Atas perbuatannya, S dijerat dengan Undang-undang perjudian, Undang-undang ITE pasal 45 ayat 3 UU RI nomor 1 tahun 2024 tentang transaksi elektronik.
“Pelaku dikenakan ancaman hukuman 10 tahun penjara dan denda Rp10 miliar,” tegasnya.
Kasat Reskrim Polresta Bogor Kota, Kompol Luthfi Olot Gigantara menambahkan, pelaku menggunakan uang keuntungan dari judi online untuk kepentingan pribadi dan kegiatan geng motornya.

“Jadi mereka memperoleh uang itu untuk kepentingan kelompok mereka.

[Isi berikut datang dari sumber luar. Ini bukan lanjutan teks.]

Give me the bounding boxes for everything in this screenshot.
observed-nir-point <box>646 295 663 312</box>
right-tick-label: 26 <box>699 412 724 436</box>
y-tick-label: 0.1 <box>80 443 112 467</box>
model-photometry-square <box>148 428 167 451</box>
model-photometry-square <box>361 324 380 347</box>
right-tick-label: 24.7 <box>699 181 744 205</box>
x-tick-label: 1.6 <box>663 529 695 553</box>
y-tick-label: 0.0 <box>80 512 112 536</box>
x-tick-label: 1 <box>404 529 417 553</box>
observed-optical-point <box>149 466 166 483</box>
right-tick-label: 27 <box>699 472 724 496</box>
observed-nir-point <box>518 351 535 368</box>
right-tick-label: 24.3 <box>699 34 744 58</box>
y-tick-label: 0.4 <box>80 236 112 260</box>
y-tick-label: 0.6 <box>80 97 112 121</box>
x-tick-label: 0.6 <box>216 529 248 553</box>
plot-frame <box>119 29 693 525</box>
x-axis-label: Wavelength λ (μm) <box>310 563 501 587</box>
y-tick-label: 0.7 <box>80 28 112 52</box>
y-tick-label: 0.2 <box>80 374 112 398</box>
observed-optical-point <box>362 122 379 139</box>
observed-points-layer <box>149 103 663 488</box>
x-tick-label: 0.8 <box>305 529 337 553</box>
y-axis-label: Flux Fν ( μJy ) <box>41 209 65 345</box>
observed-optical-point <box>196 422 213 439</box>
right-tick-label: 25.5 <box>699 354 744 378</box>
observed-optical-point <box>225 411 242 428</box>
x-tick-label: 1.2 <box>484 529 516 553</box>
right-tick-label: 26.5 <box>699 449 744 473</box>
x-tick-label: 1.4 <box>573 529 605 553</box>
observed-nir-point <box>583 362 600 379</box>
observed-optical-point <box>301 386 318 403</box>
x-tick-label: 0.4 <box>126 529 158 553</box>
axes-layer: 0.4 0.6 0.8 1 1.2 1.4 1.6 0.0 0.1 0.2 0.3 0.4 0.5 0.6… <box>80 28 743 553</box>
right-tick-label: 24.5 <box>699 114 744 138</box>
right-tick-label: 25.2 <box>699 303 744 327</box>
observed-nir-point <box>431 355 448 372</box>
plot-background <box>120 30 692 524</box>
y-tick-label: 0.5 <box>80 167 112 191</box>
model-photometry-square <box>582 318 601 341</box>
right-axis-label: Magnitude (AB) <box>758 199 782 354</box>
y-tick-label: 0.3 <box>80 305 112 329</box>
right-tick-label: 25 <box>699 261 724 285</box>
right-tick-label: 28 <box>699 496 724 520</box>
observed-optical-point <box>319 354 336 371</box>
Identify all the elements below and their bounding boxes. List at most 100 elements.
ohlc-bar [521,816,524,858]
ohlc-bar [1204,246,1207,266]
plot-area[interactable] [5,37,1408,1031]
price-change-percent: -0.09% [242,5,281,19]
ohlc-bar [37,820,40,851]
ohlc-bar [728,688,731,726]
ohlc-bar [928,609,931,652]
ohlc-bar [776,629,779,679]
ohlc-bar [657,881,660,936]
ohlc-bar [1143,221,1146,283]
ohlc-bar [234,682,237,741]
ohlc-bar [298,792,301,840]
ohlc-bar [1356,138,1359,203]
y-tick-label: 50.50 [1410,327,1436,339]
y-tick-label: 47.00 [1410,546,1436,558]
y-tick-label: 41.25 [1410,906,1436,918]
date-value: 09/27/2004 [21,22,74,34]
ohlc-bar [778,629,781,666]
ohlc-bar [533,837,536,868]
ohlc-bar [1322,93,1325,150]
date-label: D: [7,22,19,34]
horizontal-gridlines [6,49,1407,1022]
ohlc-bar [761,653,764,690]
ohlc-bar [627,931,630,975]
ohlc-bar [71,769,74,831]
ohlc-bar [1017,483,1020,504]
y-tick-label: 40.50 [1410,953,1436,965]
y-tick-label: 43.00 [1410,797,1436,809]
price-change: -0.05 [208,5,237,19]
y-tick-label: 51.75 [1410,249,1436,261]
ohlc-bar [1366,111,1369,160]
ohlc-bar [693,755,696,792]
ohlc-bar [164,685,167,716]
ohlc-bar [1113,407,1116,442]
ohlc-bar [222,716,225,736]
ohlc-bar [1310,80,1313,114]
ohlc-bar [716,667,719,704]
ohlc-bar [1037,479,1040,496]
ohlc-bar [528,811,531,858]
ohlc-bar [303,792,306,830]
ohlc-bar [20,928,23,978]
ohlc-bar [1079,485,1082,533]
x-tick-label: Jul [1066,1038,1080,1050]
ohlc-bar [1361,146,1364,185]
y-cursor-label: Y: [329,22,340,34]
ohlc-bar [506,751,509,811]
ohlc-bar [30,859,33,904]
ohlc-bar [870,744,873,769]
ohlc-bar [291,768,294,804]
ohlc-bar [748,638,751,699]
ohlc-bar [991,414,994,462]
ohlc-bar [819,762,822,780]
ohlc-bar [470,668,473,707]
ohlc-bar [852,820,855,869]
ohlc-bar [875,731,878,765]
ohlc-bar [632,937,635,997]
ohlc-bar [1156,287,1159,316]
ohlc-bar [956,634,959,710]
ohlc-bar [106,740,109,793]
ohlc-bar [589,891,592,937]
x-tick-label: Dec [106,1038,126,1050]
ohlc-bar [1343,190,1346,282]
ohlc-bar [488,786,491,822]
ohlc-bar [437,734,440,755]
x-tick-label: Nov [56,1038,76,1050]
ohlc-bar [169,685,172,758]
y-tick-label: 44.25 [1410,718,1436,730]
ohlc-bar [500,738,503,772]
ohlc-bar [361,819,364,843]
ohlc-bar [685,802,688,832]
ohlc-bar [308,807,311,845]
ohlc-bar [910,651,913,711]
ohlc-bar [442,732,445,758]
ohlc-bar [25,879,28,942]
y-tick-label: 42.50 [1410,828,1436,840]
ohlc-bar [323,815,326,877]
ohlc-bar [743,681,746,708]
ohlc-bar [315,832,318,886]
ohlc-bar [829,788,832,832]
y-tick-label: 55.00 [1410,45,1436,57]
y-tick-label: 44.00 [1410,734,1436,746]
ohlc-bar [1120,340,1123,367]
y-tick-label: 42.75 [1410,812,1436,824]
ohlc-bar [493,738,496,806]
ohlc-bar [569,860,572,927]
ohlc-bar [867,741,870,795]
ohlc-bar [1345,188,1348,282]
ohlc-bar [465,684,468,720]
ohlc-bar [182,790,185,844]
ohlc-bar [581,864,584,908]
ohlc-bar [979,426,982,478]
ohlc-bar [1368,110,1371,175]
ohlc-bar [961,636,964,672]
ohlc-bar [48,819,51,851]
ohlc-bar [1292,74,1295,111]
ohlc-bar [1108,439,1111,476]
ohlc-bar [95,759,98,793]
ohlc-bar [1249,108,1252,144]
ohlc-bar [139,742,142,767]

Uang keuntungan itu juga digunakan untuk beli minuman keras dan nongkrong-nongkrong,” imbuhnya.
Baca juga: Polisi Amankan Ratusan Anggota Gangster Aliansi Bocimi
Untuk menambah penghasilannya, sambung Luthfi, pelaku juga tengah mengajukan satu akun instagram lainnya untuk mempromosikan judi online tersebut.
“Anggotanya tahu admin itu mengelola judi online, bahkan yang bersangkutan tengah mengajukan satu akun IG lagi supaya mendapat tambahan lagi,” pungkasnya.